И, оттолкнув малого, прошла-таки в кабинет.
– Прощенья просим, батюшка барин, ваше сиятельство, – в пояс поклонилась Степанида, признав в дородном мужчине, раскинувшемся в креслах, Васькиного господина. – Я заместо мужа до вашей милости. Муж у меня овца овцой, прости господи! Не токмо строгости, порядку никакого нет. Знать, за грехи господь бог мужьёв эдаких спосылает…
Морков посмотрел на расходившуюся бабу, потом на Завадовского, потом опять на бабу. Он ничего не понимал.
– Об чём толкуешь, матушка? Какой муж? Какая овца?
– Уймись, Степанида! – прикрикнул Завадовский и с улыбкой пояснил Моркову: – Кондитерова это жена.
Но Степанида продолжала, обращаясь к Моркову, как будто он был один в комнате:
– Мука мученская с мальцом твоим, ваше сиятельство! Где мне, бабе, с ним управиться? Вовсе сладу нет с парнишкой. Помяни моё слово, батюшка барин, не будет от него проку. Маляр тут по суседству на фатере стоит, картины малюет, так Васька твой с евонным сынком подружился. И днюет и ночует тамотка. За уши приводить домой приходится. Натаскал кистей, красок… Сколько раз толковала ему: конфеты, мол, да варенье красок да карандашей вкуснее и прибыльнее. Так нет же! Добро господское переводит, озорник. Передник новый ему даден, так он, окаянный, возьми да и оторви от него кусок, да таку рамку из полена и сбей, да холст гвоздиками и приколоти, да и намалюй на нём харю, прости господи!
– Каков малец! – сказал Иван Алексеевич. – Любопытно. Где же картина сия?

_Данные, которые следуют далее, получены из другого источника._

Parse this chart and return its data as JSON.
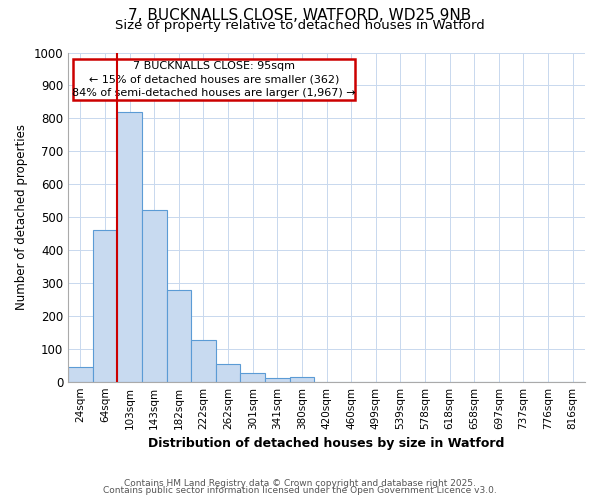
{
  "title_line1": "7, BUCKNALLS CLOSE, WATFORD, WD25 9NB",
  "title_line2": "Size of property relative to detached houses in Watford",
  "xlabel": "Distribution of detached houses by size in Watford",
  "ylabel": "Number of detached properties",
  "categories": [
    "24sqm",
    "64sqm",
    "103sqm",
    "143sqm",
    "182sqm",
    "222sqm",
    "262sqm",
    "301sqm",
    "341sqm",
    "380sqm",
    "420sqm",
    "460sqm",
    "499sqm",
    "539sqm",
    "578sqm",
    "618sqm",
    "658sqm",
    "697sqm",
    "737sqm",
    "776sqm",
    "816sqm"
  ],
  "values": [
    45,
    462,
    820,
    522,
    278,
    128,
    55,
    25,
    12,
    13,
    0,
    0,
    0,
    0,
    0,
    0,
    0,
    0,
    0,
    0,
    0
  ],
  "bar_color": "#c8daf0",
  "bar_edge_color": "#5b9bd5",
  "grid_color": "#c8d8ee",
  "background_color": "#ffffff",
  "annotation_box_color": "#cc0000",
  "property_line_color": "#cc0000",
  "annotation_line1": "7 BUCKNALLS CLOSE: 95sqm",
  "annotation_line2": "← 15% of detached houses are smaller (362)",
  "annotation_line3": "84% of semi-detached houses are larger (1,967) →",
  "ylim": [
    0,
    1000
  ],
  "yticks": [
    0,
    100,
    200,
    300,
    400,
    500,
    600,
    700,
    800,
    900,
    1000
  ],
  "property_line_x": 1.5,
  "footnote1": "Contains HM Land Registry data © Crown copyright and database right 2025.",
  "footnote2": "Contains public sector information licensed under the Open Government Licence v3.0."
}
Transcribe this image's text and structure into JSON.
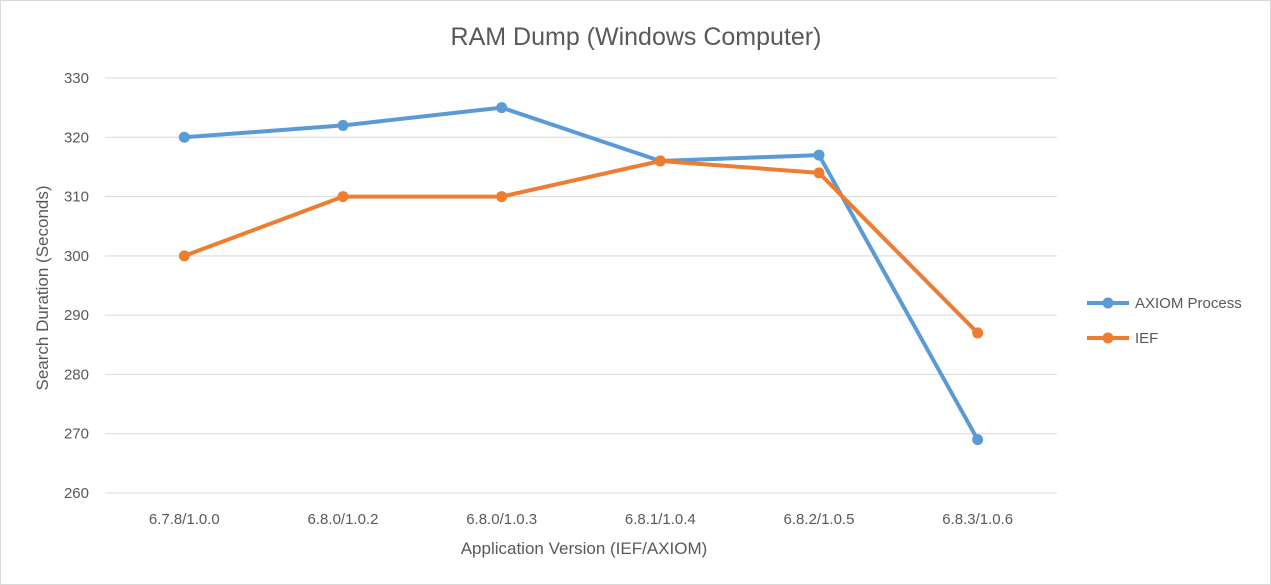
{
  "chart_data": {
    "type": "line",
    "title": "RAM Dump (Windows Computer)",
    "xlabel": "Application Version (IEF/AXIOM)",
    "ylabel": "Search Duration (Seconds)",
    "categories": [
      "6.7.8/1.0.0",
      "6.8.0/1.0.2",
      "6.8.0/1.0.3",
      "6.8.1/1.0.4",
      "6.8.2/1.0.5",
      "6.8.3/1.0.6"
    ],
    "ylim": [
      260,
      330
    ],
    "yticks": [
      260,
      270,
      280,
      290,
      300,
      310,
      320,
      330
    ],
    "grid": true,
    "legend_position": "right",
    "series": [
      {
        "name": "AXIOM Process",
        "color": "#5b9bd5",
        "values": [
          320,
          322,
          325,
          316,
          317,
          269
        ]
      },
      {
        "name": "IEF",
        "color": "#ed7d31",
        "values": [
          300,
          310,
          310,
          316,
          314,
          287
        ]
      }
    ]
  }
}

Степанида глядела на гостя ошарашенная.
– Картина? – вымолвила она наконец. – Кака, батюшка барин, картина?
– Да та, для коей парень передник извёл.
– Не знаю, батюшка барин.
– А ты ступай принеси-ка её, – вмешался Завадовский.
– Тую, что Васька намалевал? – ахнула Степанида.
– Ту самую. Ступай, ступай, поищи!
Степанида ушла, разводя руками: «Картина им понадобилась!»
Ираклий Иванович сидел насупившись. И нужно же было ему взять с собой к Завадовскому этого несносного Ивана Алексеевича! Сам помешан на художествах и других за собой тянет. Снова будет приставать к нему, чтобы отдал Ваську учиться. Не раз уж бывало.
Пришла Степанида хмурая, с небольшой картиной в руках.
Иван Алексеевич поднялся ей навстречу, взял картину и, отойдя к окну, долго, внимательно разглядывал её.
– Отменно! – сказал он, передавая полотно графу Завадовскому. – С натуры, видимо. Сколь велика жизненность! Весьма замечательно. Учить мальца надлежит. Талант. Большой талант имеет. Взгляни сам, Ираклий Иванович.
«Поди-ка разбери господ, что у них на уме, – бормотала про себя Степанида. – Парню порку надо задать изрядную, а они на мазню его не налюбуются…»
Завадовский досадливо махнул рукой:
– Ступай приведи парня.
– Слушаюсь, ваше сиятельство, – с притворной покорностью вымолвила кондитерова жена и, не торопясь, вышла из кабинета.
– У твоего Васьки отменный талант, друг мой, – начал было Иван Алексеевич. – Грешно оставлять в небрежении…
Он говорил неуверенно, хорошо зная упрямство своего двоюродного брата и его полное равнодушие к искусству.
Храбрый генерал не сумел бы отличить произведения великого мастера от грубой мазни маляра.
– «Талант, талант»! – с раздражением перебил Ираклий Иванович. – Уши мне прожужжали с Васькиным талантом. Отец его письма пишет: отдайте-де, отдайте Василия к живописцу. У него-де талант. Да что отец! Художник незнакомый приходил касательно Васьки тож. У тебя, что ли, стоит оный художник?
– У меня, – кивнул Завадовский. – Подрядил его дом расписывать по весне, как в усадьбу уедем.
– Знать, твой художник и сбивает парня, – сердито сказал Морков. – Немалое время Васька кондитерскому мастерству обучался. Следственно, всё это зря? Ужели кондитера лишён буду?
Тупое упорство приятеля насмешило Завадовского, но он сдержался, чтобы не обидеть графа, сказал с мягкой улыбкой:
– И чудак же ты, любезный друг. Кондитерское мастерство – дело нехитрое. Всякий дурак одолеет. А таланты, подобные твоему казачку, дюжинами на свет не родятся. По дружбе тебе говорю: гляди, прославит ещё тебя Васька Тропинин, и выгоду от него получишь немалую. Кабы знал ты, во что мне роспись дома встанет. А у тебя свой художник будет. Усадьбу всю тебе распишет, и церковь, и дом.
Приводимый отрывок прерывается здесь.